Although research reveals infants demonstrate a preference for caregivers of their own race, any future racial biases generally are environmentally acquired.

One way of rectifying this bias is by allowing young children to become accustomed to other races in a harmoniously positive manner.

Adult racist sentiments, however, are often cemented by a misguided yet strong sense of entitlement, perhaps also acquired from rearing.

Fortunately, at a very young age I was emphatically told by my mother about the exceptionally kind and caring nature of our Black family doctor.

She never had anything disdainful to say about people of colour; in fact she loves to watch/listen to the Middle Eastern and Indian subcontinental dancers and musicians on the multicultural channels.

Conversely, if she’d told me the opposite about the doctor, I could’ve aged while blindly linking his color with an unjustly cynical view of him and all Black people.

When angry, my (late) father occasionally expressed displeasure with Anglo immigrants, largely due to his own experiences with bigotry as a new Canadian citizen in the 1950s and ’60s.
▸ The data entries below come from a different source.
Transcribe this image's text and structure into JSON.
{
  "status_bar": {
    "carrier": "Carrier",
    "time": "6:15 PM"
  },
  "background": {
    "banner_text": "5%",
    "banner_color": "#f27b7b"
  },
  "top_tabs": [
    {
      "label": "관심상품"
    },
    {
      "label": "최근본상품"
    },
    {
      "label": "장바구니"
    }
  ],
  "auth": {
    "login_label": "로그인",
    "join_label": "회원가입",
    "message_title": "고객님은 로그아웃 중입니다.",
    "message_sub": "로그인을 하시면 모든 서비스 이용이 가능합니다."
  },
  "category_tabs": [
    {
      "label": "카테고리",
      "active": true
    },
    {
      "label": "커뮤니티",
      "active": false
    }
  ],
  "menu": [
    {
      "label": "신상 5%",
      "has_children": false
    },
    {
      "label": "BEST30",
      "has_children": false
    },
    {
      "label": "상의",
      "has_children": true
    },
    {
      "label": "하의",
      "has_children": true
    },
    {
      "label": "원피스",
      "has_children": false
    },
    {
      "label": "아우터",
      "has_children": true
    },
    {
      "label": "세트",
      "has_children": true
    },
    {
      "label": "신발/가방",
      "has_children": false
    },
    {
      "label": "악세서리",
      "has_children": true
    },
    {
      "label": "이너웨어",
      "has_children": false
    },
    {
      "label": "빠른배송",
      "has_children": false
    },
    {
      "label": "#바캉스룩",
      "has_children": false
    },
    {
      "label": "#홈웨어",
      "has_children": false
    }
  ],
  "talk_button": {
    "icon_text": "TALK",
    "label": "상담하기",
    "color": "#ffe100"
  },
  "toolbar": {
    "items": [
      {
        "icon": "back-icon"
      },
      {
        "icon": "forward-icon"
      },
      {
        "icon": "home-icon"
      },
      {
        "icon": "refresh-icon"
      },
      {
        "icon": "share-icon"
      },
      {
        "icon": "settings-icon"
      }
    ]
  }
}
He, who like Mom emigrated from Eastern Europe, didn’t resent non-white immigrants, for he realized they had things at least as bad. Plus he noticed—as I also now do—in them an admirable absence of a sense of entitlement.

Thus essentially by chance I reached adulthood unstricken by uncontrolled feelings of racial contempt seeking expression.

Not as lucky, some people—who may now be in an armed authority capacity—were raised with a distrust or blind dislike of other racial groups.

Regardless, the first step towards changing our irrationally biased thinking is our awareness of it and its origin.

But until then, ugly sentiments must be either suppressed or professionally dealt with, especially when considering the mentality is easily inflamed by anger.